Wise Bites: March 26, 2021
Happy Friday,
Congratulations, you have completed another work week! Hopefully you have finished it as a better version of yourself when you started it on Monday. Now you can ride that wave into the weekend.
Take a moment to consume an illuminating review of a segment from a book, a few quotes that will capture your attention, and a thought-provoking find from the internet - small bites of wisdom. Here is the Wise Bites memo for you to consider for the week.
Book Segment
This week I want to share a book segment review from Blink, The Power of Thinking Without Thinking by Malcom Gladwell. Gladwell seamlessly weaves scientific research findings from diverse fields into an anecdotal style that gets the reader to see ordinary things in new ways. In this work, Gladwell brings to light an area of psychology, rapid cognition, to help us better understand what is behind our ability to make quick decisions. The three major concepts that I learned about were:
The benefit of quick decisions - decisions made quickly can every bit as good those made cautiously and deliberately.
Instinct Management - you need to know when to trust your instincts and when to be wary of them.
Snap Judgment Control - you can refine the efficiency of your judgment through a process called “thin slicing”, which is the ability of our unconscious to find patterns in situations and behavior based on narrow slices of experience.
Quotes
What you get by achieving your goals is not as important as what you become by achieving your goals.
-Zig Ziglar
Don’t let schooling interfere with your education.
-Mark Twain
Internet Find
This week I found a political cartoon on LinkedIn, courtesy of Charles Jackson, that captured my attention.

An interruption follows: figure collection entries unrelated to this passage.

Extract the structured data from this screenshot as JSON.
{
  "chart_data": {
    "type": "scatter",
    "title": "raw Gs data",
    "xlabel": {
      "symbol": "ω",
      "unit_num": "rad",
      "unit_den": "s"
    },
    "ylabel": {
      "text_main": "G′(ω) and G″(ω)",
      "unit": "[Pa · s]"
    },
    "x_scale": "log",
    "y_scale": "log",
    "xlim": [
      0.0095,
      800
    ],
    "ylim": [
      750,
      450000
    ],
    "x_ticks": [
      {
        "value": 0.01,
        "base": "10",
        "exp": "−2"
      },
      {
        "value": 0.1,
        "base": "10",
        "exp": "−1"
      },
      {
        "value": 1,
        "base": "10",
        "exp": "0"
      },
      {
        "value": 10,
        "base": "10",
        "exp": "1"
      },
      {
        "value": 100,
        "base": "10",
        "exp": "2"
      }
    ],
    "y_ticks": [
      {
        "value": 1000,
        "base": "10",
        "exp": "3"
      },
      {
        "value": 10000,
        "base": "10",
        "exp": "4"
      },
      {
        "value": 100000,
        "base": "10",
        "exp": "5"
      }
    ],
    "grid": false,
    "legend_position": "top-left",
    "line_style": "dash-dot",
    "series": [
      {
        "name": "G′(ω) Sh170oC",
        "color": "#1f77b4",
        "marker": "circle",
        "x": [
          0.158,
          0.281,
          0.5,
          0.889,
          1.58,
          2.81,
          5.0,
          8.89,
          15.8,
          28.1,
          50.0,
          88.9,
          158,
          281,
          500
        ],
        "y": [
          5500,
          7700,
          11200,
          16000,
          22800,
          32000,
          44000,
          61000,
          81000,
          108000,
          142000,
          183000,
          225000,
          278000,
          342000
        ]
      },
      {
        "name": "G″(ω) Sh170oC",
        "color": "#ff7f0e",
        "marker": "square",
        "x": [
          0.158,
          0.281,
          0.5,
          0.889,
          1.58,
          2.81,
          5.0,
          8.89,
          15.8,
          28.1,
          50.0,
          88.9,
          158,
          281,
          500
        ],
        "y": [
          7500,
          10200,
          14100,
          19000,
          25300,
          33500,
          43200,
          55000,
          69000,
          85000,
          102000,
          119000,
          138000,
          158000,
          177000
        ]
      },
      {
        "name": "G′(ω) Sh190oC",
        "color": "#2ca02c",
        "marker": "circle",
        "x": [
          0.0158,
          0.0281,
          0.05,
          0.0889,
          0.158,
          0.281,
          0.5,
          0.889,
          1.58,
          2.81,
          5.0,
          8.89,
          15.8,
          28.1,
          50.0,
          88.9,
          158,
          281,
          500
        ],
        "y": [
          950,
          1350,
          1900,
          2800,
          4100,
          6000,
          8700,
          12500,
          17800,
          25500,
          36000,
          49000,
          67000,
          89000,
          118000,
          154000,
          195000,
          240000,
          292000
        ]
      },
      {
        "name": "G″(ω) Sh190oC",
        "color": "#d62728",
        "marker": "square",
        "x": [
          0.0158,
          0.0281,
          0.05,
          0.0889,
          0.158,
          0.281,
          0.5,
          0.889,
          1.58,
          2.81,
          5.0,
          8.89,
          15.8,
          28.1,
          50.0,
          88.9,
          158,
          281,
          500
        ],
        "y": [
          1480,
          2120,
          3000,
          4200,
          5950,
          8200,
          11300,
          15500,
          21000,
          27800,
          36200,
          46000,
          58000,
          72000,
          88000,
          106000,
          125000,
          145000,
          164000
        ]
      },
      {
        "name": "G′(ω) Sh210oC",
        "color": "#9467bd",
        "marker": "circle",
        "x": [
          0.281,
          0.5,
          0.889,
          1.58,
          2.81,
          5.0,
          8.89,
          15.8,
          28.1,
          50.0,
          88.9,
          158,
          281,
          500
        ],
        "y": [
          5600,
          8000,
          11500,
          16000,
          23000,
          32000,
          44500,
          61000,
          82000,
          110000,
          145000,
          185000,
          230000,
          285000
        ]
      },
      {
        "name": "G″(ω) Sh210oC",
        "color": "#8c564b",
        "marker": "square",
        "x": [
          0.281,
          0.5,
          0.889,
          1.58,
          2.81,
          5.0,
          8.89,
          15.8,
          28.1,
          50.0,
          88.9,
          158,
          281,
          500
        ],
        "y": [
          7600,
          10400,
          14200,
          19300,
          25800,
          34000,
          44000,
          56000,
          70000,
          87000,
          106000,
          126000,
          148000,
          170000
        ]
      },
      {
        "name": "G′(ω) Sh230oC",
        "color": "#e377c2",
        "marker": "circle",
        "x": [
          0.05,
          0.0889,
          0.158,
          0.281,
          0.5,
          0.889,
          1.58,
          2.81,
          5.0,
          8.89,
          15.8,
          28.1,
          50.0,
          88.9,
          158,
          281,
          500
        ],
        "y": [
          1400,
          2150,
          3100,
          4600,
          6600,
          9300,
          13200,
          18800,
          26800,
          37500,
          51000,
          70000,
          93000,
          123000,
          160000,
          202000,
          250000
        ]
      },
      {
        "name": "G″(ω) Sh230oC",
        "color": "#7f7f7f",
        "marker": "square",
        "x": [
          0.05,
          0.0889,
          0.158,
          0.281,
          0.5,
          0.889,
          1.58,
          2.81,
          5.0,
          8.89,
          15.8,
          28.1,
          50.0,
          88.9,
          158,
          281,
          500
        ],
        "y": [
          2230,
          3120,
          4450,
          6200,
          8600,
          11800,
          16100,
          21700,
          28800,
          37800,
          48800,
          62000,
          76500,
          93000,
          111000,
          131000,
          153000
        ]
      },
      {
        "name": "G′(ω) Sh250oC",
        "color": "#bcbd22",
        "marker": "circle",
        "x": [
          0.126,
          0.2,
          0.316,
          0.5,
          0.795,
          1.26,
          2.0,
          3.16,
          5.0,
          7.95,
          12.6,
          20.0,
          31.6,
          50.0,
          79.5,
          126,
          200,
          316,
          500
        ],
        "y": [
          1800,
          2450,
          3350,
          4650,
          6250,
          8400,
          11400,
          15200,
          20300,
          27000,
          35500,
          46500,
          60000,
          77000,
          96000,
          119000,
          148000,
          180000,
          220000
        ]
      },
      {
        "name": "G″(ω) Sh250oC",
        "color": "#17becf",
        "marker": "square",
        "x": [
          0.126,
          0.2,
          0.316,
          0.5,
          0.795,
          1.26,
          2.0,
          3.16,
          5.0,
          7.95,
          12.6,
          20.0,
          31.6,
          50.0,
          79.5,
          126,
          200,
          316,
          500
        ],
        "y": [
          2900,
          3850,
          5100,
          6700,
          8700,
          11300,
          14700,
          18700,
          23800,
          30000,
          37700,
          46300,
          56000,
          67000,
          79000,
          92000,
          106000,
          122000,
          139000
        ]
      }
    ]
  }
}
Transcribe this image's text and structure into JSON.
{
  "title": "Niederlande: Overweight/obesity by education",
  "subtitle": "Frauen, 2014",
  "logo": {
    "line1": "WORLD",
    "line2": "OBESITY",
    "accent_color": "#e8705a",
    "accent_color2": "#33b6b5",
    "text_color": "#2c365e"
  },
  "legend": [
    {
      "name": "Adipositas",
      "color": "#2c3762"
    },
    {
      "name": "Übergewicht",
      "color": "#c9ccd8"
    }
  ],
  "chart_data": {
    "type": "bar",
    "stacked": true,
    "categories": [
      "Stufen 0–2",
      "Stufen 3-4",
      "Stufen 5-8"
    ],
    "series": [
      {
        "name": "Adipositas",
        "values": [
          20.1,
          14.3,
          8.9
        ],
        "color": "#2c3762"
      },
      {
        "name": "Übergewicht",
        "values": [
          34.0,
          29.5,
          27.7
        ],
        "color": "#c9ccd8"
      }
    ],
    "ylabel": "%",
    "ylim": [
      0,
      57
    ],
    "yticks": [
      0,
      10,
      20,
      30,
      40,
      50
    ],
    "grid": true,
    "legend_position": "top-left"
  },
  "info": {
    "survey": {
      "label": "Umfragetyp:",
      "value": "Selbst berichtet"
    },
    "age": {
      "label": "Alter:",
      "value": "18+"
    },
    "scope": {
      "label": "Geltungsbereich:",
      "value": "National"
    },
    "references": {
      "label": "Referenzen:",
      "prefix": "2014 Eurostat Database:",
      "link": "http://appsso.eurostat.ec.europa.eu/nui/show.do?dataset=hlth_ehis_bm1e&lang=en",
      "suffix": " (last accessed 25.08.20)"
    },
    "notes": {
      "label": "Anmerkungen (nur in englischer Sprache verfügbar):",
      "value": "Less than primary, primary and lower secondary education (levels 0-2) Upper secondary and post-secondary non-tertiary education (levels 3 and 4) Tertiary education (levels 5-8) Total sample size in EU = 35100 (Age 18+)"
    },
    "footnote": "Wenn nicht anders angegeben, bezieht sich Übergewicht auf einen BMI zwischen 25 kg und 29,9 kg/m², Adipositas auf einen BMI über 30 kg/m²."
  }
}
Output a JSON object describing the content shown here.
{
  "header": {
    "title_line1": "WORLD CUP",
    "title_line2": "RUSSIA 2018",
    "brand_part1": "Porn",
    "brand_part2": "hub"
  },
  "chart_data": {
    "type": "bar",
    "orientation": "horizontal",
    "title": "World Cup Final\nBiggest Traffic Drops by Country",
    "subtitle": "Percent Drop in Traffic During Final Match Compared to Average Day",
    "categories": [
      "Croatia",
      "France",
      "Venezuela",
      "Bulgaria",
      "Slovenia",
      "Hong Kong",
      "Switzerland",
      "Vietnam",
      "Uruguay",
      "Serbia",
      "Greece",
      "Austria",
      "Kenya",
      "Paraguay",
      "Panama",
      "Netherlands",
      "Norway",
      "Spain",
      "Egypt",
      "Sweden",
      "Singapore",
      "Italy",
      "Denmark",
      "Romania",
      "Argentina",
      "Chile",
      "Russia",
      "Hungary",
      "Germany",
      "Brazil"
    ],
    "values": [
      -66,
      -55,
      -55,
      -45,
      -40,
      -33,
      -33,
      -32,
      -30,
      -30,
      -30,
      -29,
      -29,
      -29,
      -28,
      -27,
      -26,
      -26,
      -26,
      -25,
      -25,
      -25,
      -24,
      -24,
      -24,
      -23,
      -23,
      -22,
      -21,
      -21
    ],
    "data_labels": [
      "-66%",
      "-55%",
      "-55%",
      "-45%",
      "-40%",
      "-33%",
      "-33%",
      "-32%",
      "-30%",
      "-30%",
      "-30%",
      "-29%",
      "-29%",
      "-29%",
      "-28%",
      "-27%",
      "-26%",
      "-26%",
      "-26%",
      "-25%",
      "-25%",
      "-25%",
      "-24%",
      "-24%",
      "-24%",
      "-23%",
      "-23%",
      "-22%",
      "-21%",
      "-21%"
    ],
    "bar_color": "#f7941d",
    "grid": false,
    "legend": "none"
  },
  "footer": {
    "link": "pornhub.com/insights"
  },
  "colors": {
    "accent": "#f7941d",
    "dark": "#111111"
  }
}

The image depicts an American teacher under the weight of social pressure and public policy outcomes. The cartoon shows a white, female teacher wearing a face covering and shield and carrying an assortment of supplies, both symbolic and literal. She looks to be impressively strong and focused, with her eyes fixed on the ground before her as she walks with an assertive gate toward an unseen destination. It is easy to see that the artist believes that teachers must “carry” remnants of every significant political debate, from guns in schools to the separation of church and state. I found the image to be arresting, revealing, and most accurate. Several questions came to mind. How did the American teacher become the poster child of political activism? Are teachers assuming roles and responsibilities as a result of the motivations of zealous politicians? Or have teachers voluntarily engaging in social movements because parents and community stakeholders are no longer doing it? Who’s driving what teachers do - school district leaders, policy makers, community members, or teachers, themselves?
In any case, the image is worth examining closely if we want to understand the role of the American teacher today and what their roles and responsibilities should be.